No matter how deeply personal the themes of the album are, this doesn’t make it inaccessible to the listener. While many of the songs focus on Hale’s specific grief, the band worked together to create a record that is focused on the theme of loss itself. “Get Me to Heaven” deals with feelings of helplessness and a need for escape, while “Threads” and “Piece by Piece” could be about any sort of heartbreak, whether it be the loss of a child, death of a family member, or the end of a relationship with a significant other. While it’s true that there isn’t much optimism or pep to be found on the album, that is for the better, as it would sound disingenuous. Instead, Air Review have opted for something even better: The feeling of not being alone in sadness and the willingness to power through while still feeling understandably lost. They don’t try to spread some feeling that everything will be better or that you’ll make it through - Their music instead shares the fact that these hardships are simply a part of life. We don’t have to like it or accept that fact, but we do owe it to those we love to continue to live our lives in spite of it.

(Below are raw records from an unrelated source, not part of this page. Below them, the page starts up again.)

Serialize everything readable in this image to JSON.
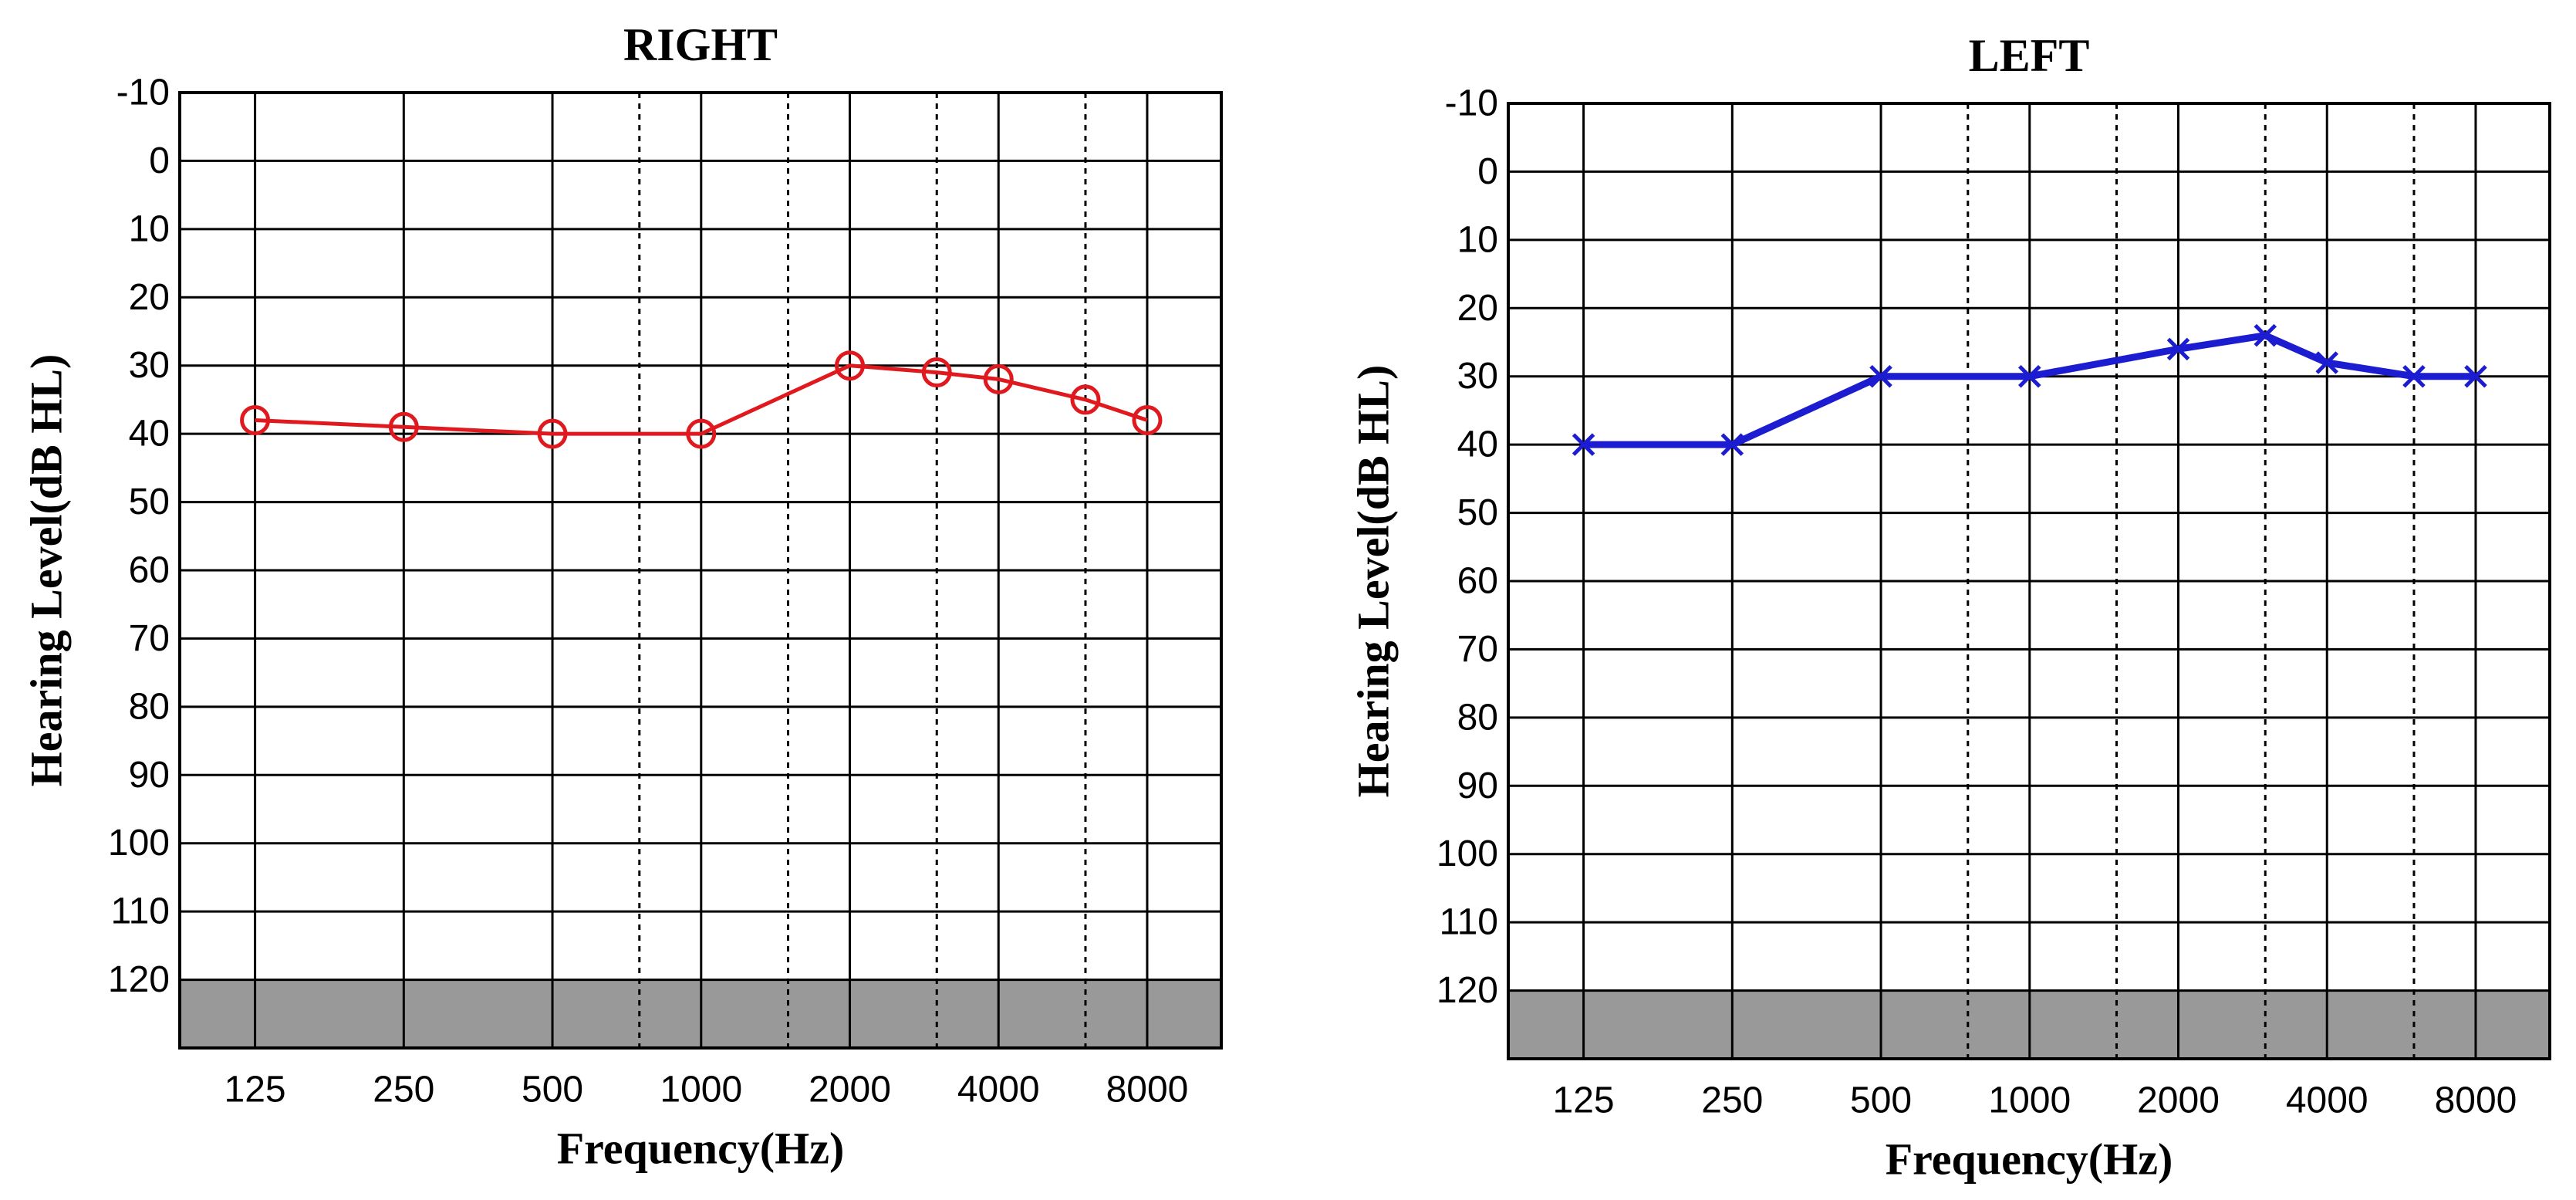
{
  "chart_data": [
    {
      "type": "line",
      "title": "RIGHT",
      "xlabel": "Frequency(Hz)",
      "ylabel": "Hearing Level(dB HL)",
      "x_scale": "log2",
      "x_tick_labels": [
        "125",
        "250",
        "500",
        "1000",
        "2000",
        "4000",
        "8000"
      ],
      "x_ticks": [
        125,
        250,
        500,
        1000,
        2000,
        4000,
        8000
      ],
      "x_intermediate_ticks": [
        750,
        1500,
        3000,
        6000
      ],
      "x_range": [
        88,
        11300
      ],
      "ylim": [
        -10,
        130
      ],
      "y_inverted": true,
      "y_ticks": [
        -10,
        0,
        10,
        20,
        30,
        40,
        50,
        60,
        70,
        80,
        90,
        100,
        110,
        120
      ],
      "grid": true,
      "shaded_band": {
        "from": 120,
        "to": 130,
        "color": "#999999"
      },
      "series": [
        {
          "marker": "circle",
          "color": "#e0191e",
          "x": [
            125,
            250,
            500,
            1000,
            2000,
            3000,
            4000,
            6000,
            8000
          ],
          "y": [
            38,
            39,
            40,
            40,
            30,
            31,
            32,
            35,
            38
          ]
        }
      ]
    },
    {
      "type": "line",
      "title": "LEFT",
      "xlabel": "Frequency(Hz)",
      "ylabel": "Hearing Level(dB HL)",
      "x_scale": "log2",
      "x_tick_labels": [
        "125",
        "250",
        "500",
        "1000",
        "2000",
        "4000",
        "8000"
      ],
      "x_ticks": [
        125,
        250,
        500,
        1000,
        2000,
        4000,
        8000
      ],
      "x_intermediate_ticks": [
        750,
        1500,
        3000,
        6000
      ],
      "x_range": [
        88,
        11300
      ],
      "ylim": [
        -10,
        130
      ],
      "y_inverted": true,
      "y_ticks": [
        -10,
        0,
        10,
        20,
        30,
        40,
        50,
        60,
        70,
        80,
        90,
        100,
        110,
        120
      ],
      "grid": true,
      "shaded_band": {
        "from": 120,
        "to": 130,
        "color": "#999999"
      },
      "series": [
        {
          "marker": "x",
          "color": "#1c1cd0",
          "x": [
            125,
            250,
            500,
            1000,
            2000,
            3000,
            4000,
            6000,
            8000
          ],
          "y": [
            40,
            40,
            30,
            30,
            26,
            24,
            28,
            30,
            30
          ]
        }
      ]
    }
  ]
}
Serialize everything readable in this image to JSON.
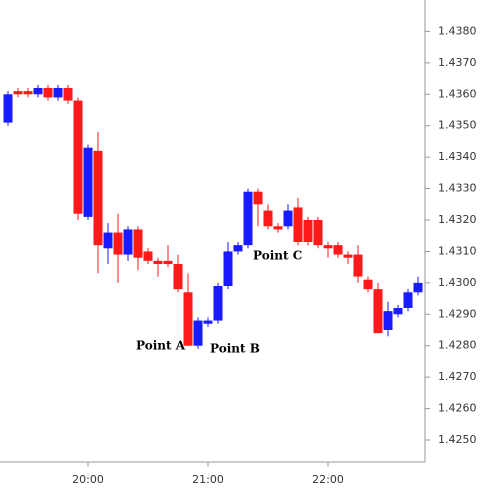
{
  "chart_data": {
    "type": "candlestick",
    "categories": [
      null,
      null,
      null,
      null,
      null,
      null,
      null,
      null,
      "20:00",
      null,
      null,
      null,
      null,
      null,
      null,
      null,
      null,
      null,
      null,
      null,
      "21:00",
      null,
      null,
      null,
      null,
      null,
      null,
      null,
      null,
      null,
      null,
      null,
      "22:00",
      null,
      null,
      null,
      null,
      null,
      null,
      null,
      null,
      null
    ],
    "open": [
      1.4351,
      1.4361,
      1.4361,
      1.436,
      1.4362,
      1.4359,
      1.4362,
      1.4358,
      1.4321,
      1.4342,
      1.4311,
      1.4316,
      1.4309,
      1.4317,
      1.431,
      1.4307,
      1.4307,
      1.4306,
      1.4297,
      1.428,
      1.4287,
      1.4288,
      1.4299,
      1.431,
      1.4312,
      1.4329,
      1.4323,
      1.4318,
      1.4318,
      1.4324,
      1.432,
      1.432,
      1.4312,
      1.4312,
      1.4309,
      1.4309,
      1.4301,
      1.4298,
      1.4285,
      1.429,
      1.4292,
      1.4297
    ],
    "high": [
      1.4361,
      1.4362,
      1.4362,
      1.4363,
      1.4363,
      1.4363,
      1.4363,
      1.4359,
      1.4344,
      1.4348,
      1.4319,
      1.4322,
      1.4318,
      1.4318,
      1.4311,
      1.4308,
      1.4312,
      1.4309,
      1.4303,
      1.4289,
      1.4289,
      1.43,
      1.4313,
      1.4313,
      1.433,
      1.433,
      1.4325,
      1.4319,
      1.4325,
      1.4327,
      1.4321,
      1.4321,
      1.4313,
      1.4313,
      1.431,
      1.4312,
      1.4302,
      1.43,
      1.4294,
      1.4293,
      1.4298,
      1.4302
    ],
    "low": [
      1.435,
      1.4359,
      1.4359,
      1.4359,
      1.4358,
      1.4358,
      1.4357,
      1.432,
      1.432,
      1.4303,
      1.4306,
      1.43,
      1.4307,
      1.4304,
      1.4306,
      1.4302,
      1.4305,
      1.4297,
      1.428,
      1.4279,
      1.4286,
      1.4287,
      1.4298,
      1.4309,
      1.4311,
      1.4318,
      1.4317,
      1.4316,
      1.4317,
      1.4312,
      1.4312,
      1.4311,
      1.4308,
      1.4308,
      1.4306,
      1.43,
      1.4297,
      1.4284,
      1.4283,
      1.4289,
      1.4291,
      1.4296
    ],
    "close": [
      1.436,
      1.436,
      1.436,
      1.4362,
      1.4359,
      1.4362,
      1.4358,
      1.4322,
      1.4343,
      1.4312,
      1.4316,
      1.4309,
      1.4317,
      1.4308,
      1.4307,
      1.4306,
      1.4306,
      1.4298,
      1.428,
      1.4288,
      1.4288,
      1.4299,
      1.431,
      1.4312,
      1.4329,
      1.4325,
      1.4318,
      1.4317,
      1.4323,
      1.4313,
      1.4313,
      1.4312,
      1.4311,
      1.4309,
      1.4308,
      1.4302,
      1.4298,
      1.4284,
      1.4291,
      1.4292,
      1.4297,
      1.43
    ],
    "up_color": "#1a1aff",
    "down_color": "#ff1a1a",
    "ylim": [
      1.4243,
      1.439
    ],
    "yticks": [
      {
        "value": 1.425,
        "label": "1.4250"
      },
      {
        "value": 1.426,
        "label": "1.4260"
      },
      {
        "value": 1.427,
        "label": "1.4270"
      },
      {
        "value": 1.428,
        "label": "1.4280"
      },
      {
        "value": 1.429,
        "label": "1.4290"
      },
      {
        "value": 1.43,
        "label": "1.4300"
      },
      {
        "value": 1.431,
        "label": "1.4310"
      },
      {
        "value": 1.432,
        "label": "1.4320"
      },
      {
        "value": 1.433,
        "label": "1.4330"
      },
      {
        "value": 1.434,
        "label": "1.4340"
      },
      {
        "value": 1.435,
        "label": "1.4350"
      },
      {
        "value": 1.436,
        "label": "1.4360"
      },
      {
        "value": 1.437,
        "label": "1.4370"
      },
      {
        "value": 1.438,
        "label": "1.4380"
      }
    ],
    "annotations": [
      "Point A",
      "Point B",
      "Point C"
    ]
  }
}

That feeling is captured in album highlight “You’ve Gotta Love Somebody”, as well as the closing two tracks. “You’ve Gotta Love Somebody” begins with, presumably, a snippet of a therapy session, with the therapist asking “You’re afraid too, aren’t you, for Bobby?” and Hale’s wife responding without hesitation “Yep”. The therapist responds with, “That’s something you live with every day”, before the song immediately flies into the catchiest synth line of the album. Essentially taking the age old adage “Tis better to have loved and lost than to have never loved at all”, they adapt it to say that it’s still ok to feel grief over this loss. The track becomes perhaps even more powerful as it is one of the few with Hale’s voice completely unaltered: In this song, he is no longer on the cusp of multiple feelings. He’s making it clear that he has accepted the loss and can move on with life, but that does not mean that he does not have a right to feel immense sadness over the loss of Bobby.
Closing duo “See You Still” and “Fall Along” are equally sad and some of the few signs of anger on the album, as the prior calls against the system that took Bobby, with samples of a psychologist stating all of the horrible effects on a child grows up in a home that doesn’t nurture it. This sample is coupled with a repeating bouncy synthline and Hale’s vocals in the background saying that he still sees his child and loves it, most likely in a way that it’s new home will not be able to do. “Fall Along” is a minimal track, that ends with Hale’s vocals at their most altered over a strummed acoustic guitar. As he sings “It was always going to take a lifetime to get to where we’re going”, the album cuts off before the word “going” is fully completed, signifying that, just as the album never gets a true ending, neither will the grieving.